In the conclusion we can analyse that Vijay Tendulkar in his play Kanyadaan does not only highlight the caste system deeply-rooted in socio-political milieu of India but also concentrates in decoding the ‘power-structure’ inherent part of the social relations in caste system. Power-structure operates through caste in the form of victimization, exploitation, threat, violent treatment against the victim and changing patterns of exploiter-exploited. Hence the play is a remarkable in its deep deconstruction of the human psyche in respect caste pattern through the inter-caste marriage between Jyoti and Arun, and shattering of Nath’s dream of social change.
Works cited
Banerjee, A. “Introduction.” Five Plays of Vijay Tendulkar, Oxford University Press, 2005. Ghurye, G.S. Caste and Race in India. Papular Prakashan, 1969.

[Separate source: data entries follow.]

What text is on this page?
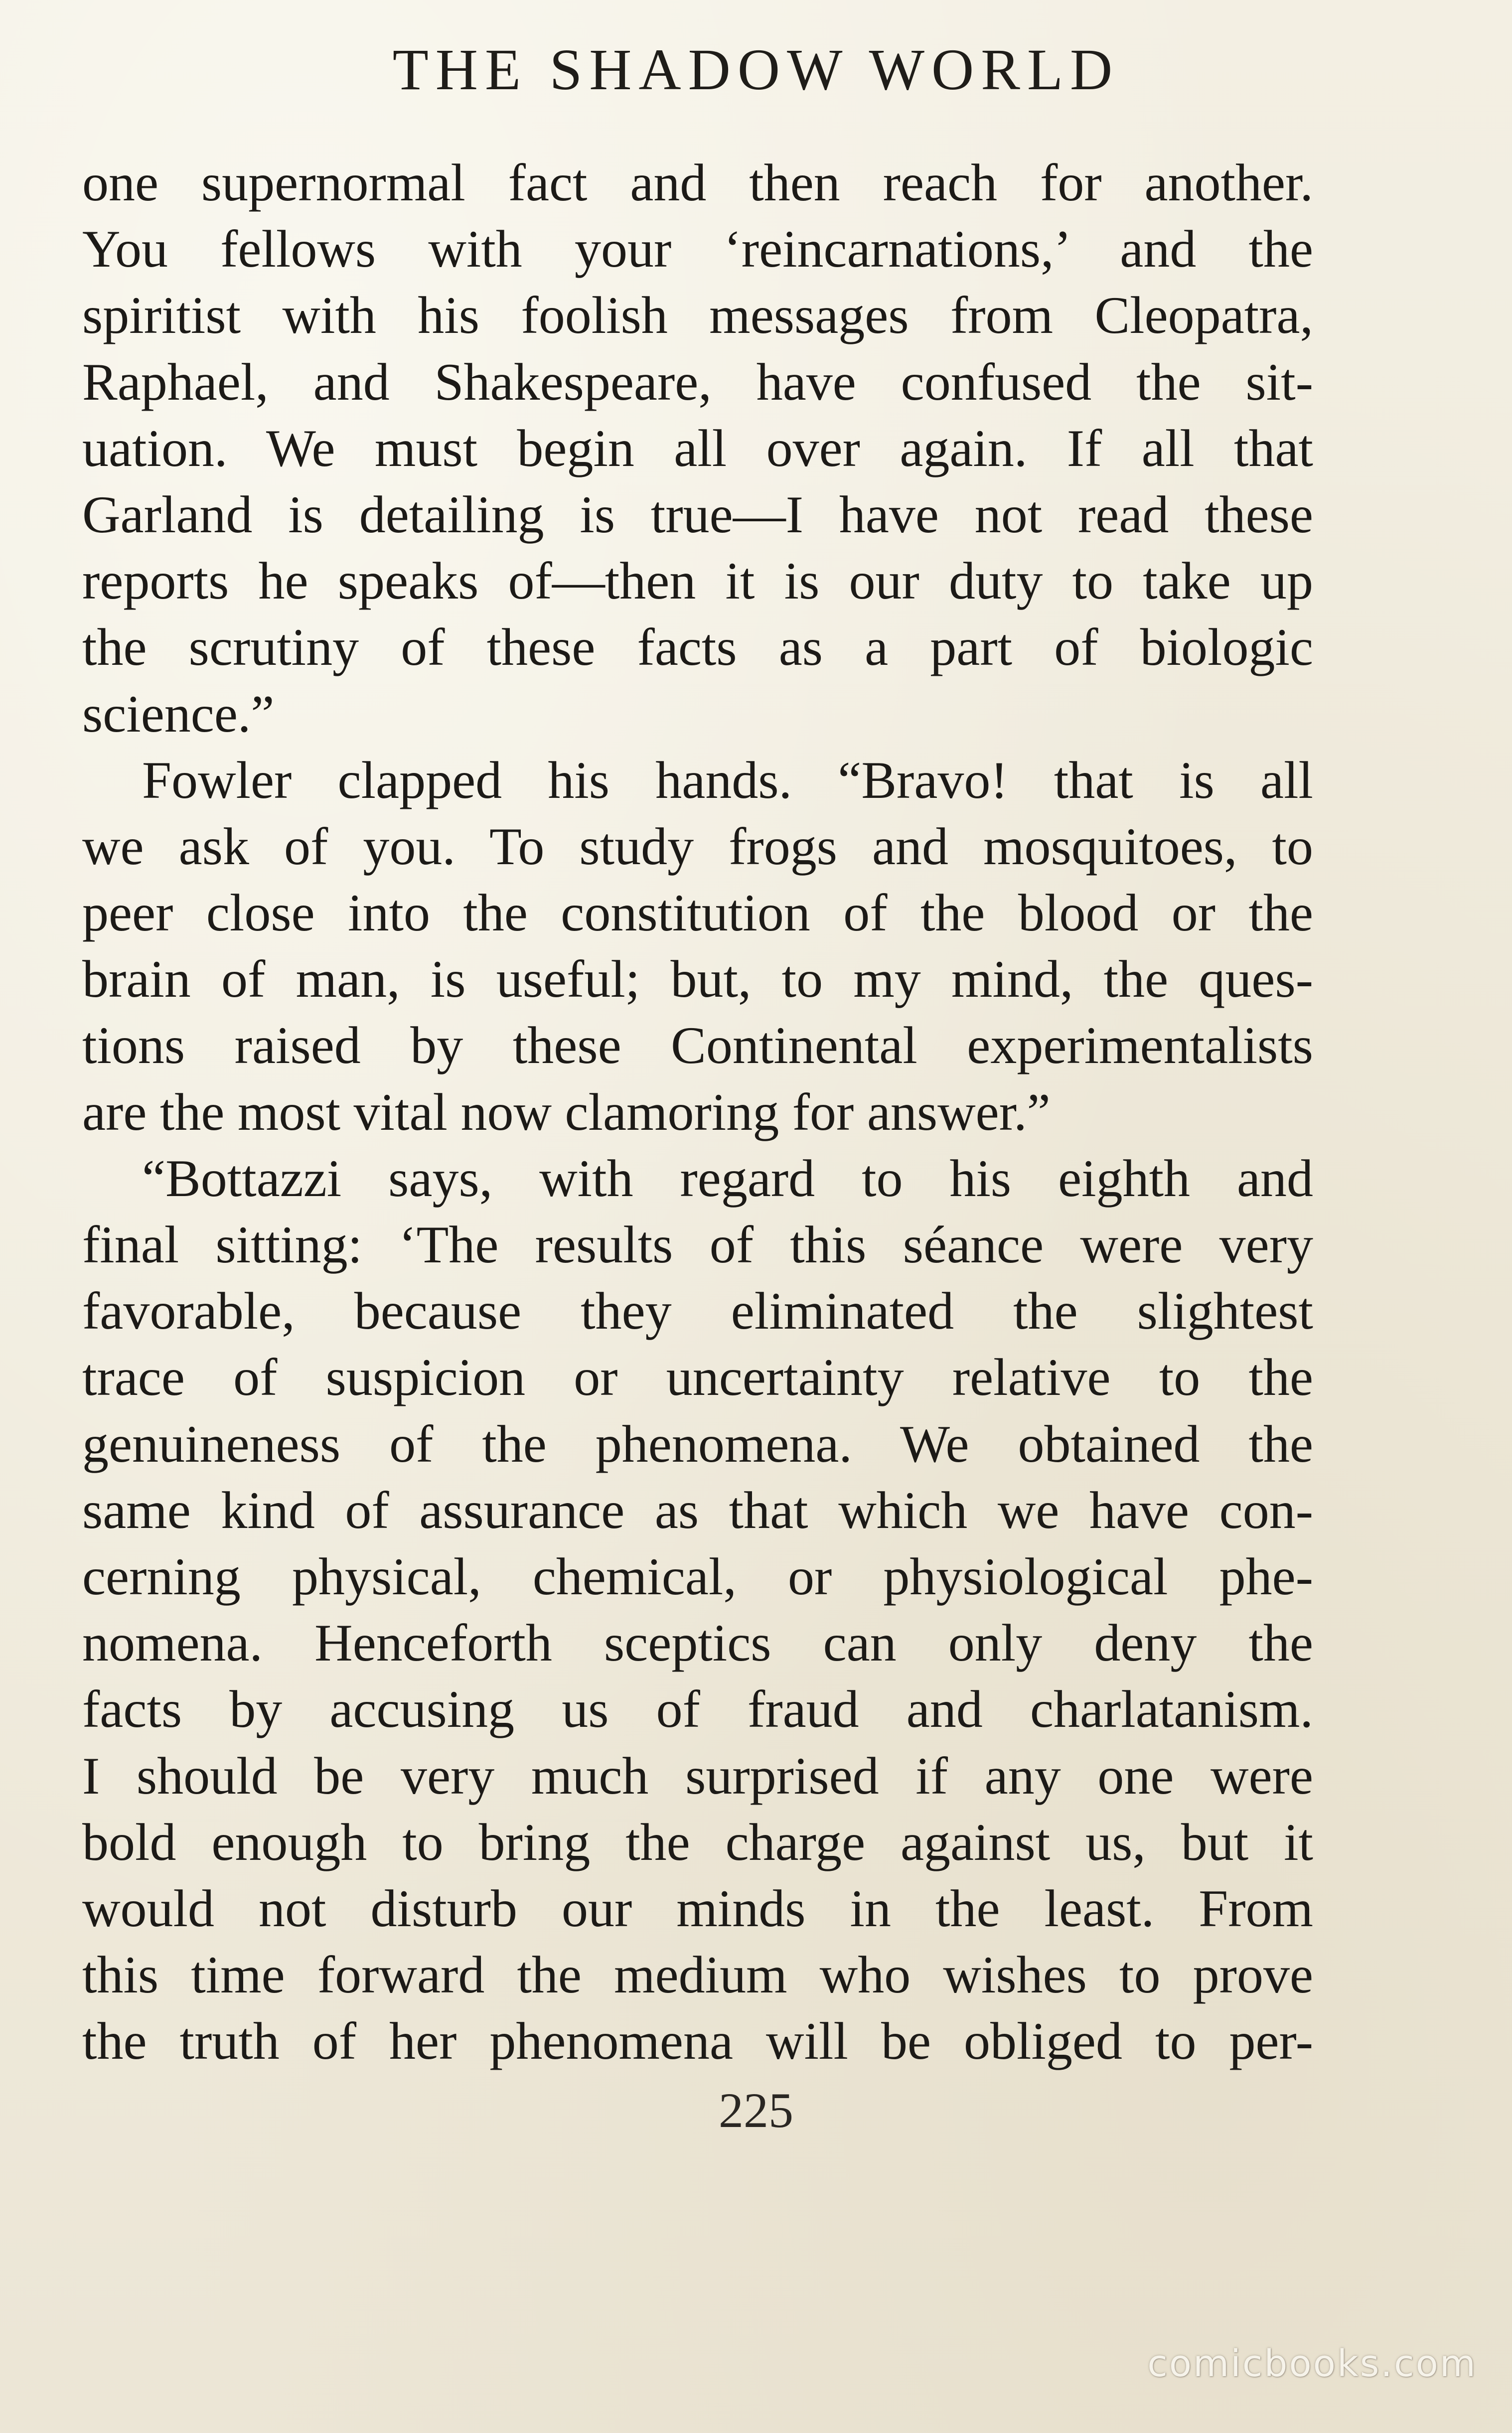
THE SHADOW WORLD
one supernormal fact and then reach for another.
You fellows with your ‘reincarnations,’ and the
spiritist with his foolish messages from Cleopatra,
Raphael, and Shakespeare, have confused the sit-
uation. We must begin all over again. If all that
Garland is detailing is true—I have not read these
reports he speaks of—then it is our duty to take up
the scrutiny of these facts as a part of biologic
science.”
Fowler clapped his hands. “Bravo! that is all
we ask of you. To study frogs and mosquitoes, to
peer close into the constitution of the blood or the
brain of man, is useful; but, to my mind, the ques-
tions raised by these Continental experimentalists
are the most vital now clamoring for answer.”
“Bottazzi says, with regard to his eighth and
final sitting: ‘The results of this séance were very
favorable, because they eliminated the slightest
trace of suspicion or uncertainty relative to the
genuineness of the phenomena. We obtained the
same kind of assurance as that which we have con-
cerning physical, chemical, or physiological phe-
nomena. Henceforth sceptics can only deny the
facts by accusing us of fraud and charlatanism.
I should be very much surprised if any one were
bold enough to bring the charge against us, but it
would not disturb our minds in the least. From
this time forward the medium who wishes to prove
the truth of her phenomena will be obliged to per-
225
comicbooks.com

Srivastava, S.R. “Kanyadaan: The Admission of Defeat and Intellectual Confusion.” The Plays of Vijay Tendulkar Critical Perspectives. (ed.) Amar Nath Prsad and Satish Barbuddhe, Sarup and Sons, 2008.
Tendulkar, V. “A Testament in Indian Literature” no. 147, January-February, 1992. (rtd.) in Bandyoupadhyay, S. “Introduction”: Collected Plays in Translation, OUP, 2003.
Tendulkar, V. Kanyadaan. (1983) (tr.) Gowri Ramnarayan. OXP, 1996. (reappeared) in
Collected Plays in Translation, (ed.) Samik Bandyoupadhyay, OUP, 2003.
Wadikar, S.B. “The Theme of Casteism in Vijay Tendulkar’s Kanyadaan”: The Plays of Vijay Tendulkar Critical Perspectives (ed.) Amar Nath Prsad and Satish Barbuddhe, Sarup and Sons, 2008.